Interestingly, the PTI chief Imran Khan was also invited for the oath-taking ceremony as the guest of the caretaker prime minister, but he didn’t turn up. Dr Farooq Sattar of the MQM-Pakistan was the only head of any party who opted to grace the ceremony. The Senate Chairman, Sadiq Sanjrani, Leader of the House in Senate Raja Zafarul Haq, services chiefs, Chief Election Commissioner (CEC) Justice (retd) Sardar Raza Khan, Professor Ahsan Iqbal, Engineer Amir Muqam, NSA Lt Gen (retd) Nasser Khan Janjua, former senator Nehal Hashmi, Sartaj Aziz, Attorney General Ashtar Ausaf Ali, Federal OmbudsmanAli, Federal Ombudsman Syed Tahir Shahbaz, Sheikh Luqman Ali Afzal, Anusha Rehman and Professor Irfan Siddiqui were among the conspicuous guests.

After taking oath, the caretaker premier was presented with a guard of honour at the PM House. Mulk is the seventh caretaker prime minister of Pakistan. Former prime minister Shahid Khaqan Abbasi was also given farewell with a guard of honour.

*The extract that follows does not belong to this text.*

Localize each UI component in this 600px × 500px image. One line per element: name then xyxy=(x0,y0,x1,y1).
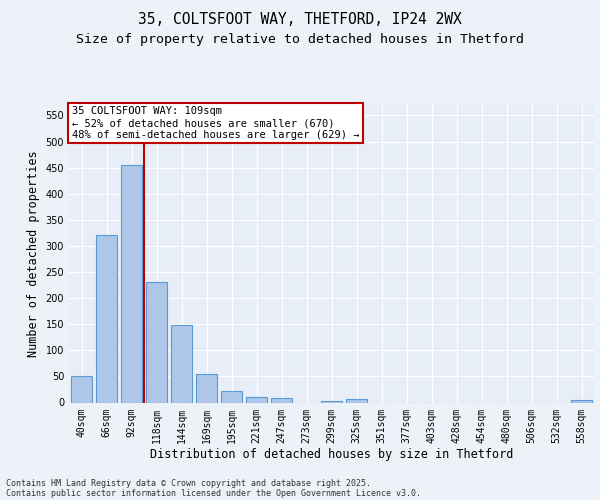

US ambassador David Hale told this correspondent that the oath taking is a public ceremony and one should hope that democracy will flourish in Pakistan. Indian High Commissioner Ajay Absaria said efforts are yielding results by reversing the negative trend in the ties between Pakistan and India.

Sardar Raza Khan was of the view that the elections will be held as per announcement made already. He reminded that the election laws in Pakistan are more stringent than in India. He said the Election Commission has the authority to proceed in contempt cases, while it is not available to the Indian election rules. While quoting a former Indian chief election commissioner, he said that Indian judiciary and media provide outright support to the election authorities, while in Pakistan, it is lacking.

Sartaj Aziz, who was greeted by the fellow guests on legislation about Fata and Pata, said Zulfikar Ali Bhutto had undertaken the exercise way back in 1976 to merge the areas in the then NWFP, currently KP province, but he was frightened by the impression that it would become even bigger unit than Sindh. He said this fear forced him to drag his feet. The ambassadors/high commissioners of China, Russia, UK, Saudi Arabia, United Arab Emirates (UAE), Qatar, Japan, Iran, and France also attended the ceremony.

Meanwhile, Chief Justice of Pakistan Justice Mian Saqib Nisar vowed to ensure that there is no delay in the upcoming general elections. “General elections will be held on July 25 and we will not allow any delay no matter what,” the chief justice said during a hearing in the Supreme Court’s Lahore Registry on a petition against the Election Commission code of conduct for the upcoming general elections.

The petitioner stated that ECP’s code of conduct issued for 2018 general elections is against “agreed upon rules and regulations”. “The court should declare the code of conduct null and void,” the petition stated.

Issuing a notice on the matter, the court summoned a reply from the chief election commissioner to be submitted by June 4. The ECP on Thursday released code of conduct for election observers, polling staff and security officials who will be deployed during the general elections.